The next minute-or-so sees the 28-year-old go through a ‘topping’ routine – he taps the top of the ball to “kind of give my brain an awareness of where that is,” before inviting Troy to hit the perfect top, which she pulls off first try.

She asks, “What does that do for the average player?” and Bryson answers it gives an “awareness of where the bottom of the club is.”

The BDC philosophy is that golfers chunking the ball do not have an awareness of where the bottom of the arc is, and shows us a “low, running top” and a short one. Hey, this is Bryson. He does it his way.

“I know it’s a crazy drill. People think I’m nuts for it, but I’ve done it since I was a kid.” says the seven-time PGA Tour winner. “We [Bryson’s old coach Mike Schy] did it all the time. We did it at the US Junior.”

Troy then asks how Bryson is “doing with your hand?” before he removes his glove to show the scar.

“It’s definitely better. It’s not 100 percent, but it’s getting there.”

Given he finished eighth in the final major of the year – the 150th Open Championship – he sure looks to be coming back to top form.

With the first half of 2022 being basically a washout, he returned to form at St. Andrews when ranking top-10 in strokes-gained off-the-tee, approaches and tee-to-green, his best figures on the main tours for nearly a year.

Bryson says his hand is at around “80 percent strength compared to his right hand, but a couple of weeks ago it was 60 percent.” It’s slow, but it’s getting there.

When Bryson originally signed for LIV, he mentioned it was a “business decision” and, in the interview, he confirms his intention to open a multi-sport complex.
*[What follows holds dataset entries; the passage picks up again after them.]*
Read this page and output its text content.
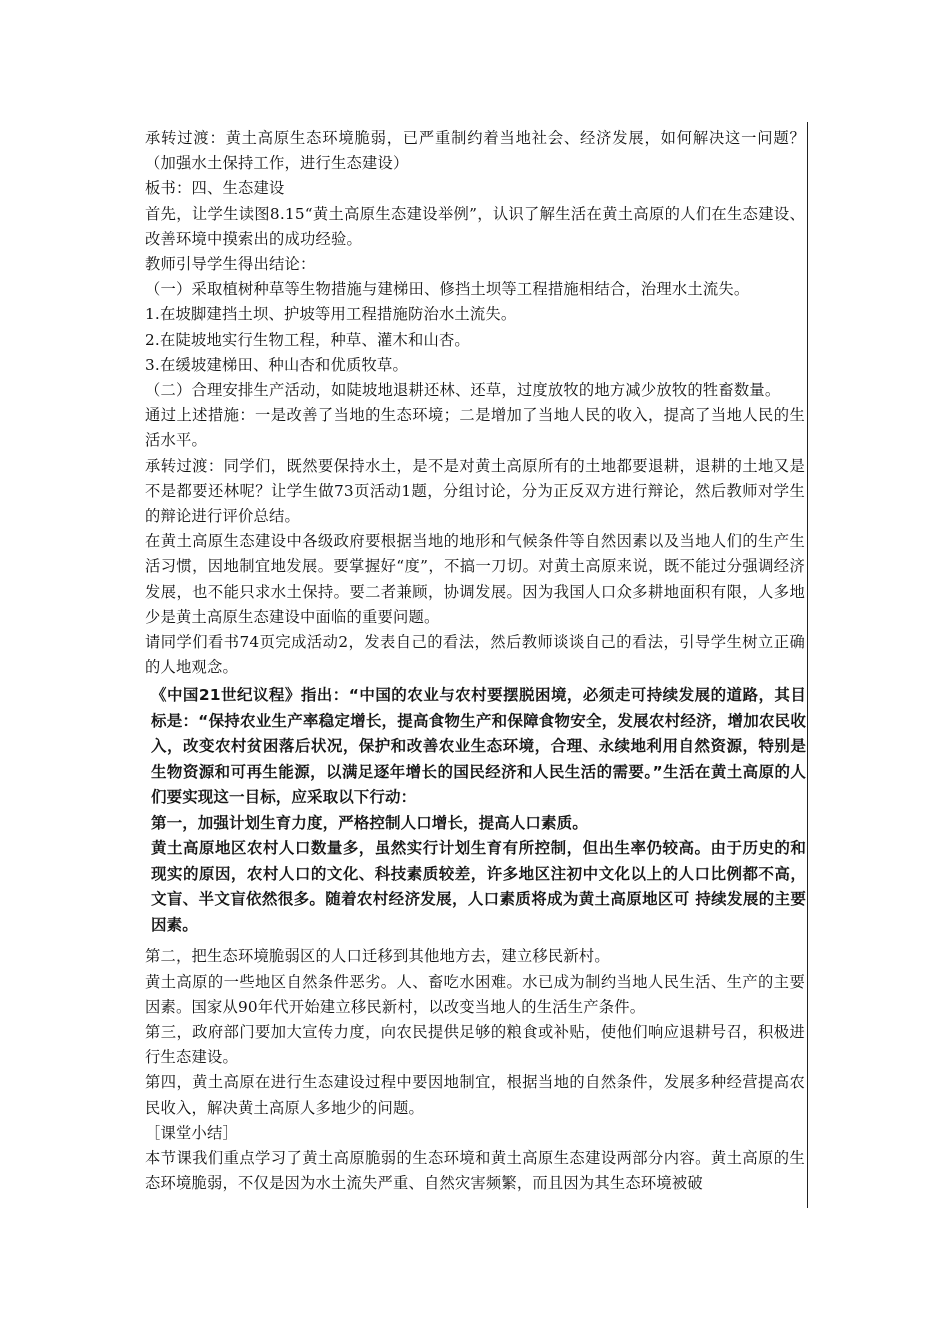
承转过渡：黄土高原生态环境脆弱，已严重制约着当地社会、经济发展，如何解决这一问题？（加强水土保持工作，进行生态建设）

板书：四、生态建设

首先，让学生读图8.15“黄土高原生态建设举例”，认识了解生活在黄土高原的人们在生态建设、改善环境中摸索出的成功经验。

教师引导学生得出结论：

（一）采取植树种草等生物措施与建梯田、修挡土坝等工程措施相结合，治理水土流失。

1.在坡脚建挡土坝、护坡等用工程措施防治水土流失。

2.在陡坡地实行生物工程，种草、灌木和山杏。

3.在缓坡建梯田、种山杏和优质牧草。

（二）合理安排生产活动，如陡坡地退耕还林、还草，过度放牧的地方减少放牧的牲畜数量。

通过上述措施：一是改善了当地的生态环境；二是增加了当地人民的收入，提高了当地人民的生活水平。

承转过渡：同学们，既然要保持水土，是不是对黄土高原所有的土地都要退耕，退耕的土地又是不是都要还林呢？让学生做73页活动1题，分组讨论，分为正反双方进行辩论，然后教师对学生的辩论进行评价总结。

在黄土高原生态建设中各级政府要根据当地的地形和气候条件等自然因素以及当地人们的生产生活习惯，因地制宜地发展。要掌握好“度”，不搞一刀切。对黄土高原来说，既不能过分强调经济发展，也不能只求水土保持。要二者兼顾，协调发展。因为我国人口众多耕地面积有限，人多地少是黄土高原生态建设中面临的重要问题。

请同学们看书74页完成活动2，发表自己的看法，然后教师谈谈自己的看法，引导学生树立正确的人地观念。

《中国21世纪议程》指出：“中国的农业与农村要摆脱困境，必须走可持续发展的道路，其目标是：“保持农业生产率稳定增长，提高食物生产和保障食物安全，发展农村经济，增加农民收入，改变农村贫困落后状况，保护和改善农业生态环境，合理、永续地利用自然资源，特别是生物资源和可再生能源，以满足逐年增长的国民经济和人民生活的需要。”生活在黄土高原的人们要实现这一目标，应采取以下行动：

第一，加强计划生育力度，严格控制人口增长，提高人口素质。

黄土高原地区农村人口数量多，虽然实行计划生育有所控制，但出生率仍较高。由于历史的和现实的原因，农村人口的文化、科技素质较差，许多地区注初中文化以上的人口比例都不高，文盲、半文盲依然很多。随着农村经济发展，人口素质将成为黄土高原地区可 持续发展的主要因素。

第二，把生态环境脆弱区的人口迁移到其他地方去，建立移民新村。

黄土高原的一些地区自然条件恶劣。人、畜吃水困难。水已成为制约当地人民生活、生产的主要因素。国家从90年代开始建立移民新村，以改变当地人的生活生产条件。

第三，政府部门要加大宣传力度，向农民提供足够的粮食或补贴，使他们响应退耕号召，积极进行生态建设。

第四，黄土高原在进行生态建设过程中要因地制宜，根据当地的自然条件，发展多种经营提高农民收入，解决黄土高原人多地少的问题。

［课堂小结］

本节课我们重点学习了黄土高原脆弱的生态环境和黄土高原生态建设两部分内容。黄土高原的生态环境脆弱，不仅是因为水土流失严重、自然灾害频繁，而且因为其生态环境被破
“It started with a vision of the long drive, in the beginning, and from that I said, ‘Why not do it for every sport?’ Create a high-performance centre for every sport, but also allow the public to come and utilize the facilities.”

The plan is to have a membership type of programme but also allow the public access to a facility that will have long-drive grids, driving ranges, baseball fields, soccer fields..basketball courts, and to start to grow and develop the area of Dallas in that regard.”

Implementing the idea is not far off.

“We are acquiring the land here, hopefully by the end of this year, and then will be going forward after that.”

Bryson agrees with Troy, herself a long-drive competitor, that training as a youngster should involve more than, “golf, golf, golf, golf, golf,” clearly wishing to see his vision allow multi-sports to be a key in the building of all-round strength and power, rather than just golf-specific training.

Bryson has his detractors, and not everyone will agree with him, but this is an interview that shows a very human side to a player formally seen as very robotic.

Yes, we have the ubiquitous few minutes of Bryson getting to 205/206mph ball speed, but the interview doesn’t take itself too seriously, and it’s certainly far more engaging that many of the pressers wrapped in controversy from the last two months!